The men of Knoxville's Gun*Slinger don't want to be seen as some sort of chic retro act, nor as worshipful revivalists; they just want to be taken for what they are, mostly—a band of misfit mid-twentysomethings articulating their unspoken rage and anomie through the timeless lingua franca of rebellious rock 'n' roll.
What makes that difficult is their not-so-timeless patois—call it hair metal if you will, though that's a lazy and largely inadequate label—which harkens back to a style of rock that took hold when the lot of them were still in the crib.
"We don't want the stigma of the '80s, and we're not a tribute band," says lead yowler Cole Graham, relaxing on a couch in the home several of the band members seem to share in the no-man's-land between Knoxville and Seymour. "It's what we like and what we want to do; we wanted something reminiscent of hair metal but with a little less glitter, a more modern feel."
Gun*Slinger took shape at open mic night at a bar in Maryville in early 2008, starting with singer and rhythm guitarist Graham and lead guitarist Marcus Ott. Though he lacked Graham's immersion in metal culture, Ott's background in outlaw country and blues made him something of a kindred spirit. "We were the two guys with long hair and leather jackets, so we started talking," Ott laughs.
"We bonded over Aerosmith," Graham remembers. "I told him I was looking to form a modern-day hair metal band, and he was game for it. And so the excess drinking and the working to play really fast lead guitar took off. Faster! Faster!"
Drummer Blake Rider, who had cut his teeth playing honky tonks in Madisonville, and bassist Ryan Scott, a metal vet, were soon added. Taken as a whole, they're a potent outfit—and maybe a lethal one, if not handled carefully, like an angry snake with a mouthful of venom.
Ott plays guitar with the kind of versatile athleticism that recalls the best '80s axemen, from his twisting, pummeling rhythms to controlled, magnificently tasteful melodies to harmonics that come screaming off his pickups like slasher-movie sound effects.
And Graham has the charisma of a true frontman as well as the note-perfect chops of a great lead singer. Even with his mop of golden locks wrapped up haphazardly in a toboggan, he bears a slight resemblance to former Skid Row singer Sebastian Bach—or maybe he would, that is, if you replaced the girlish delicacy of Bach's features with a certain Southern pugnacity. There's something dangerous about his presence, a wildness in his eyes, as if, despite his basically amiable way, he could blow up any minute.
All of which can make for great rock, whether it's of the hair-metal variety or otherwise. But right now, Gun*Slinger has little to show for its efforts other than some home demos; the immediate goal is scrape up funds for a full-length recording, the songs for which have already been written.

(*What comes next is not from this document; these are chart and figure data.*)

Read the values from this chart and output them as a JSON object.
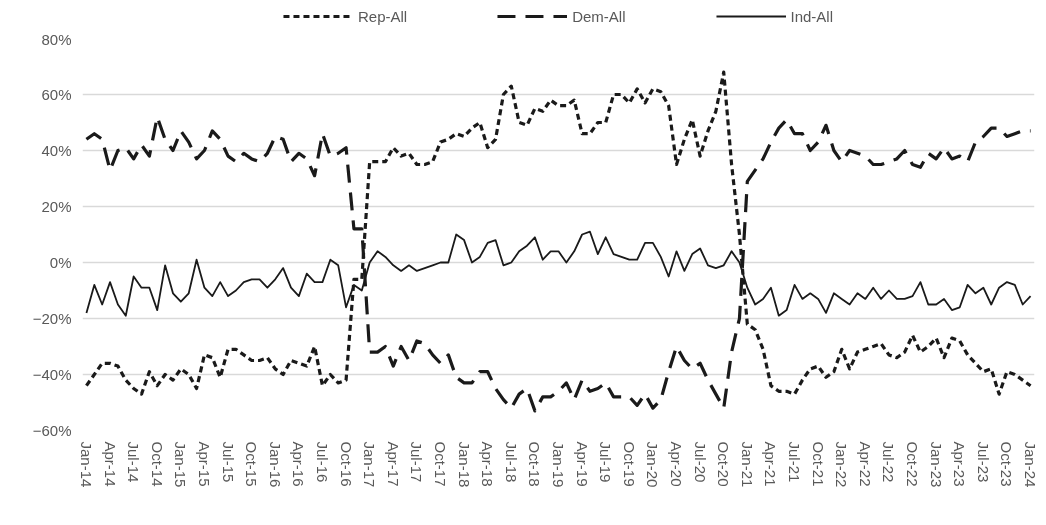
{
  "chart_data": {
    "type": "line",
    "categories": [
      "Jan-14",
      null,
      null,
      "Apr-14",
      null,
      null,
      "Jul-14",
      null,
      null,
      "Oct-14",
      null,
      null,
      "Jan-15",
      null,
      null,
      "Apr-15",
      null,
      null,
      "Jul-15",
      null,
      null,
      "Oct-15",
      null,
      null,
      "Jan-16",
      null,
      null,
      "Apr-16",
      null,
      null,
      "Jul-16",
      null,
      null,
      "Oct-16",
      null,
      null,
      "Jan-17",
      null,
      null,
      "Apr-17",
      null,
      null,
      "Jul-17",
      null,
      null,
      "Oct-17",
      null,
      null,
      "Jan-18",
      null,
      null,
      "Apr-18",
      null,
      null,
      "Jul-18",
      null,
      null,
      "Oct-18",
      null,
      null,
      "Jan-19",
      null,
      null,
      "Apr-19",
      null,
      null,
      "Jul-19",
      null,
      null,
      "Oct-19",
      null,
      null,
      "Jan-20",
      null,
      null,
      "Apr-20",
      null,
      null,
      "Jul-20",
      null,
      null,
      "Oct-20",
      null,
      null,
      "Jan-21",
      null,
      null,
      "Apr-21",
      null,
      null,
      "Jul-21",
      null,
      null,
      "Oct-21",
      null,
      null,
      "Jan-22",
      null,
      null,
      "Apr-22",
      null,
      null,
      "Jul-22",
      null,
      null,
      "Oct-22",
      null,
      null,
      "Jan-23",
      null,
      null,
      "Apr-23",
      null,
      null,
      "Jul-23",
      null,
      null,
      "Oct-23",
      null,
      null,
      "Jan-24"
    ],
    "series": [
      {
        "name": "Rep-All",
        "color": "#1a1a1a",
        "line_style": "dotted",
        "values": [
          -44,
          -40,
          -36,
          -36,
          -37,
          -42,
          -45,
          -47,
          -39,
          -44,
          -40,
          -42,
          -38,
          -40,
          -45,
          -33,
          -34,
          -41,
          -31,
          -31,
          -33,
          -35,
          -35,
          -34,
          -38,
          -40,
          -35,
          -36,
          -37,
          -30,
          -44,
          -40,
          -43,
          -42,
          -6,
          -6,
          36,
          36,
          36,
          41,
          38,
          39,
          35,
          35,
          36,
          43,
          44,
          46,
          45,
          48,
          50,
          41,
          44,
          60,
          63,
          50,
          49,
          55,
          54,
          58,
          56,
          56,
          58,
          46,
          46,
          50,
          50,
          60,
          60,
          57,
          62,
          57,
          62,
          61,
          56,
          35,
          44,
          51,
          38,
          47,
          54,
          68,
          35,
          10,
          -22,
          -24,
          -31,
          -44,
          -46,
          -46,
          -47,
          -42,
          -38,
          -37,
          -41,
          -39,
          -31,
          -38,
          -32,
          -31,
          -30,
          -29,
          -33,
          -34,
          -32,
          -26,
          -32,
          -30,
          -27,
          -34,
          -27,
          -28,
          -33,
          -36,
          -39,
          -38,
          -47,
          -39,
          -40,
          -42,
          -44
        ]
      },
      {
        "name": "Dem-All",
        "color": "#1a1a1a",
        "line_style": "dashed",
        "values": [
          44,
          46,
          44,
          33,
          40,
          41,
          37,
          42,
          38,
          52,
          44,
          40,
          47,
          43,
          37,
          40,
          47,
          44,
          38,
          36,
          39,
          37,
          36,
          39,
          45,
          44,
          36,
          39,
          37,
          31,
          46,
          38,
          39,
          41,
          12,
          12,
          -32,
          -32,
          -30,
          -37,
          -30,
          -35,
          -28,
          -29,
          -33,
          -36,
          -33,
          -41,
          -43,
          -43,
          -39,
          -39,
          -45,
          -49,
          -52,
          -47,
          -45,
          -53,
          -48,
          -48,
          -46,
          -43,
          -49,
          -42,
          -46,
          -45,
          -43,
          -48,
          -48,
          -48,
          -51,
          -47,
          -52,
          -49,
          -39,
          -30,
          -35,
          -38,
          -36,
          -42,
          -47,
          -52,
          -32,
          -20,
          29,
          33,
          37,
          43,
          48,
          51,
          46,
          46,
          40,
          43,
          49,
          40,
          36,
          40,
          39,
          38,
          35,
          35,
          36,
          37,
          40,
          35,
          34,
          39,
          37,
          41,
          37,
          38,
          36,
          43,
          45,
          48,
          48,
          45,
          46,
          47,
          47
        ]
      },
      {
        "name": "Ind-All",
        "color": "#1a1a1a",
        "line_style": "solid",
        "values": [
          -18,
          -8,
          -15,
          -7,
          -15,
          -19,
          -5,
          -9,
          -9,
          -17,
          -1,
          -11,
          -14,
          -11,
          1,
          -9,
          -12,
          -7,
          -12,
          -10,
          -7,
          -6,
          -6,
          -9,
          -6,
          -2,
          -9,
          -12,
          -4,
          -7,
          -7,
          1,
          -1,
          -16,
          -8,
          -10,
          0,
          4,
          2,
          -1,
          -3,
          -1,
          -3,
          -2,
          -1,
          0,
          0,
          10,
          8,
          0,
          2,
          7,
          8,
          -1,
          0,
          4,
          6,
          9,
          1,
          4,
          4,
          0,
          4,
          10,
          11,
          3,
          9,
          3,
          2,
          1,
          1,
          7,
          7,
          2,
          -5,
          4,
          -3,
          3,
          5,
          -1,
          -2,
          -1,
          4,
          0,
          -9,
          -15,
          -13,
          -9,
          -19,
          -17,
          -8,
          -13,
          -11,
          -13,
          -18,
          -11,
          -13,
          -15,
          -11,
          -13,
          -9,
          -13,
          -10,
          -13,
          -13,
          -12,
          -7,
          -15,
          -15,
          -13,
          -17,
          -16,
          -8,
          -11,
          -9,
          -15,
          -9,
          -7,
          -8,
          -15,
          -12
        ]
      }
    ],
    "ylim": [
      -60,
      80
    ],
    "yticks": [
      {
        "value": -60,
        "label": "−60%"
      },
      {
        "value": -40,
        "label": "−40%"
      },
      {
        "value": -20,
        "label": "−20%"
      },
      {
        "value": 0,
        "label": "0%"
      },
      {
        "value": 20,
        "label": "20%"
      },
      {
        "value": 40,
        "label": "40%"
      },
      {
        "value": 60,
        "label": "60%"
      },
      {
        "value": 80,
        "label": "80%"
      }
    ],
    "grid": "y",
    "legend": "top"
  }
}
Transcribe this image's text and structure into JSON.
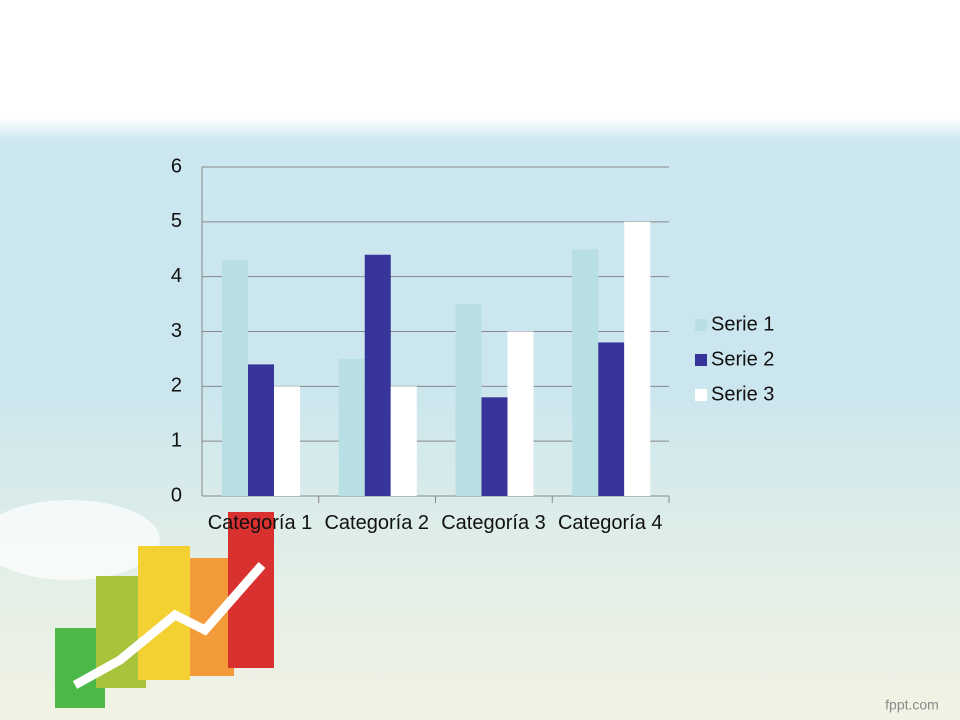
{
  "chart_data": {
    "type": "bar",
    "categories": [
      "Categoría 1",
      "Categoría 2",
      "Categoría 3",
      "Categoría 4"
    ],
    "series": [
      {
        "name": "Serie 1",
        "color": "#b8dfe3",
        "values": [
          4.3,
          2.5,
          3.5,
          4.5
        ]
      },
      {
        "name": "Serie 2",
        "color": "#37349a",
        "values": [
          2.4,
          4.4,
          1.8,
          2.8
        ]
      },
      {
        "name": "Serie 3",
        "color": "#ffffff",
        "values": [
          2,
          2,
          3,
          5
        ]
      }
    ],
    "ylim": [
      0,
      6
    ],
    "yticks": [
      0,
      1,
      2,
      3,
      4,
      5,
      6
    ],
    "grid": true,
    "legend": "right"
  },
  "watermark": "fppt.com"
}
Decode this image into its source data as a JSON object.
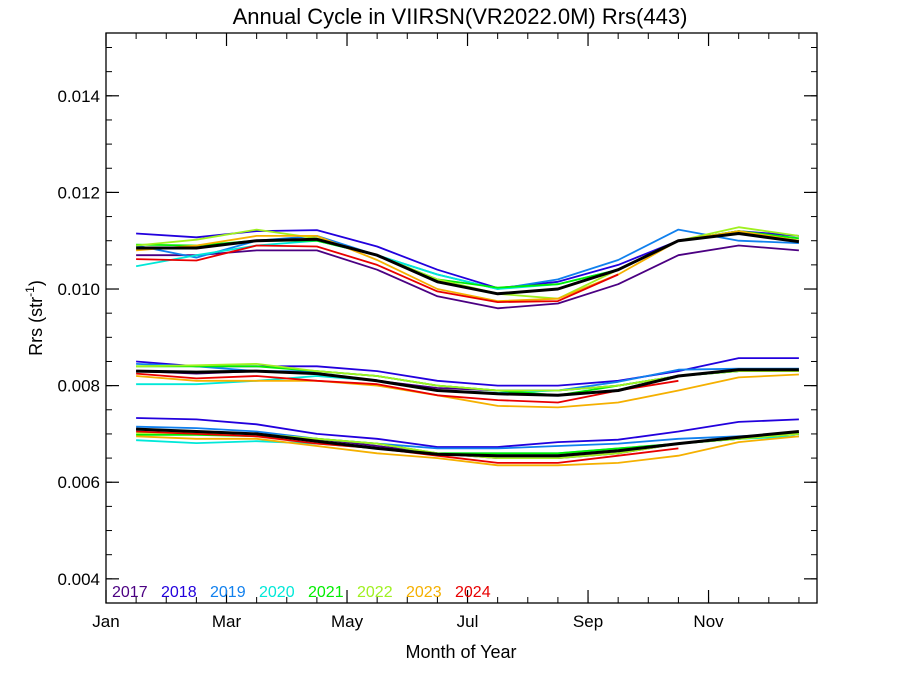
{
  "chart_data": {
    "type": "line",
    "title": "Annual Cycle in VIIRSN(VR2022.0M) Rrs(443)",
    "xlabel": "Month of Year",
    "ylabel_main": "Rrs (str",
    "ylabel_sup": "-1",
    "ylabel_close": ")",
    "xlim": [
      1,
      12.8
    ],
    "ylim": [
      0.0035,
      0.0153
    ],
    "x_ticks": [
      1,
      3,
      5,
      7,
      9,
      11
    ],
    "x_tick_labels": [
      "Jan",
      "Mar",
      "May",
      "Jul",
      "Sep",
      "Nov"
    ],
    "y_ticks": [
      0.004,
      0.006,
      0.008,
      0.01,
      0.012,
      0.014
    ],
    "y_tick_labels": [
      "0.004",
      "0.006",
      "0.008",
      "0.010",
      "0.012",
      "0.014"
    ],
    "y_minor_step": 0.0005,
    "x_minor_step": 0.5,
    "legend_position": "bottom-left",
    "x": [
      1.5,
      2.5,
      3.5,
      4.5,
      5.5,
      6.5,
      7.5,
      8.5,
      9.5,
      10.5,
      11.5,
      12.5
    ],
    "series": [
      {
        "name": "2017",
        "color": "#4b0082",
        "groups": [
          [
            0.0107,
            0.0107,
            0.0108,
            0.0108,
            0.0104,
            0.00985,
            0.0096,
            0.0097,
            0.0101,
            0.0107,
            0.0109,
            0.0108
          ],
          [
            0.0083,
            0.00825,
            0.0083,
            0.00825,
            0.0081,
            0.00795,
            0.0079,
            0.0079,
            0.008,
            0.0082,
            0.0083,
            0.0083
          ],
          [
            0.0071,
            0.00705,
            0.007,
            0.0069,
            0.00675,
            0.0066,
            0.0065,
            0.0065,
            0.0066,
            0.0068,
            0.0069,
            0.007
          ]
        ]
      },
      {
        "name": "2018",
        "color": "#2200dd",
        "groups": [
          [
            0.01115,
            0.01107,
            0.0112,
            0.01122,
            0.01088,
            0.0104,
            0.01002,
            0.01015,
            0.0105,
            0.011,
            0.0112,
            0.0111
          ],
          [
            0.0085,
            0.0084,
            0.0084,
            0.0084,
            0.0083,
            0.0081,
            0.008,
            0.008,
            0.0081,
            0.0083,
            0.00857,
            0.00857
          ],
          [
            0.00733,
            0.0073,
            0.0072,
            0.007,
            0.0069,
            0.00673,
            0.00673,
            0.00683,
            0.00688,
            0.00705,
            0.00725,
            0.0073
          ]
        ]
      },
      {
        "name": "2019",
        "color": "#1080ee",
        "groups": [
          [
            0.0109,
            0.01065,
            0.011,
            0.0111,
            0.0107,
            0.0103,
            0.01,
            0.0102,
            0.0106,
            0.01123,
            0.011,
            0.01095
          ],
          [
            0.00845,
            0.0084,
            0.0083,
            0.0083,
            0.0082,
            0.008,
            0.0079,
            0.0079,
            0.00808,
            0.00833,
            0.00835,
            0.00835
          ],
          [
            0.00715,
            0.00712,
            0.00705,
            0.0069,
            0.0068,
            0.0067,
            0.0067,
            0.00675,
            0.0068,
            0.0069,
            0.00695,
            0.007
          ]
        ]
      },
      {
        "name": "2020",
        "color": "#00e8d8",
        "groups": [
          [
            0.01047,
            0.0107,
            0.0109,
            0.011,
            0.0107,
            0.0103,
            0.01,
            0.0101,
            0.0104,
            0.011,
            0.0112,
            0.011
          ],
          [
            0.00803,
            0.00803,
            0.0081,
            0.0082,
            0.0081,
            0.0079,
            0.00785,
            0.0079,
            0.008,
            0.0082,
            0.0083,
            0.0083
          ],
          [
            0.00687,
            0.00681,
            0.00685,
            0.0068,
            0.0067,
            0.0066,
            0.0066,
            0.0066,
            0.0067,
            0.0068,
            0.0069,
            0.00695
          ]
        ]
      },
      {
        "name": "2021",
        "color": "#00ee00",
        "groups": [
          [
            0.01092,
            0.0109,
            0.011,
            0.011,
            0.0107,
            0.0102,
            0.01003,
            0.0101,
            0.0104,
            0.011,
            0.0112,
            0.01105
          ],
          [
            0.0084,
            0.0084,
            0.0084,
            0.0083,
            0.0082,
            0.008,
            0.0079,
            0.0078,
            0.008,
            0.0082,
            0.0083,
            0.0083
          ],
          [
            0.00698,
            0.00698,
            0.00695,
            0.0069,
            0.0068,
            0.0066,
            0.0066,
            0.0066,
            0.0067,
            0.0068,
            0.0069,
            0.007
          ]
        ]
      },
      {
        "name": "2022",
        "color": "#a0f020",
        "groups": [
          [
            0.0109,
            0.01102,
            0.01123,
            0.01105,
            0.0107,
            0.0102,
            0.0099,
            0.0098,
            0.0104,
            0.011,
            0.01128,
            0.0111
          ],
          [
            0.0084,
            0.00842,
            0.00845,
            0.0083,
            0.0082,
            0.008,
            0.0079,
            0.0079,
            0.008,
            0.0082,
            0.0083,
            0.0083
          ],
          [
            0.00702,
            0.00702,
            0.007,
            0.0069,
            0.0068,
            0.0066,
            0.0065,
            0.0065,
            0.0066,
            0.0068,
            0.0069,
            0.007
          ]
        ]
      },
      {
        "name": "2023",
        "color": "#f5b000",
        "groups": [
          [
            0.0108,
            0.0109,
            0.0111,
            0.0111,
            0.0106,
            0.01,
            0.00975,
            0.0098,
            0.0103,
            0.011,
            0.0112,
            0.011
          ],
          [
            0.0082,
            0.0081,
            0.0081,
            0.0081,
            0.008,
            0.0078,
            0.00758,
            0.00755,
            0.00765,
            0.0079,
            0.00817,
            0.00823
          ],
          [
            0.00695,
            0.0069,
            0.0069,
            0.00675,
            0.0066,
            0.0065,
            0.00635,
            0.00635,
            0.0064,
            0.00655,
            0.00683,
            0.00695
          ]
        ]
      },
      {
        "name": "2024",
        "color": "#e80000",
        "groups": [
          [
            0.01062,
            0.01059,
            0.0109,
            0.01088,
            0.0105,
            0.00995,
            0.00973,
            0.00975,
            0.0103
          ],
          [
            0.00825,
            0.00815,
            0.0082,
            0.0081,
            0.00803,
            0.0078,
            0.0077,
            0.00765,
            0.0079,
            0.0081
          ],
          [
            0.00705,
            0.007,
            0.00695,
            0.0068,
            0.0067,
            0.00655,
            0.0064,
            0.0064,
            0.00655,
            0.0067
          ]
        ]
      },
      {
        "name": "",
        "color": "#000000",
        "width": 3,
        "groups": [
          [
            0.01085,
            0.01085,
            0.011,
            0.01103,
            0.0107,
            0.01015,
            0.0099,
            0.01,
            0.0104,
            0.011,
            0.01115,
            0.01098
          ],
          [
            0.0083,
            0.00828,
            0.0083,
            0.00825,
            0.0081,
            0.0079,
            0.00783,
            0.0078,
            0.0079,
            0.0082,
            0.00833,
            0.00833
          ],
          [
            0.0071,
            0.00705,
            0.007,
            0.00685,
            0.0067,
            0.00658,
            0.00655,
            0.00655,
            0.00665,
            0.0068,
            0.00693,
            0.00705
          ]
        ]
      }
    ]
  }
}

Gigs around home aren't easy to come by—other than the Longbranch and Big Daddy's in Knoxville, a lot of their shows are on the festival circuit. Because while old-school metal of various kinds has made a comeback, at least in some quarters, there's still some resistance to a genre that at one time was looked upon with more contempt and derision than possibly any other in the history of hard rock.
"To survive in the market today, you almost have to do something that is a little more aggressive," Ott says. "We try to do that, but also keep our roots, do something that's hooky and catchy enough where the audience can join in sometimes."
"We want to captivate audiences the way those bands did," adds Graham.
Maybe it's a hair-metal thing, too, that while most fledgling and unsigned rock bands have reduced their rock 'n' roll wish list to more modest (less honest?) and attainable goals, the guys in Gun*Slinger aren't afraid to harbor arena-sized dreams.
"Everyone wants to be the next Aerosmith; we wouldn't mind it either," Ott says. "If nothing else, though, we'll say what we gotta say. And that's what we gotta say."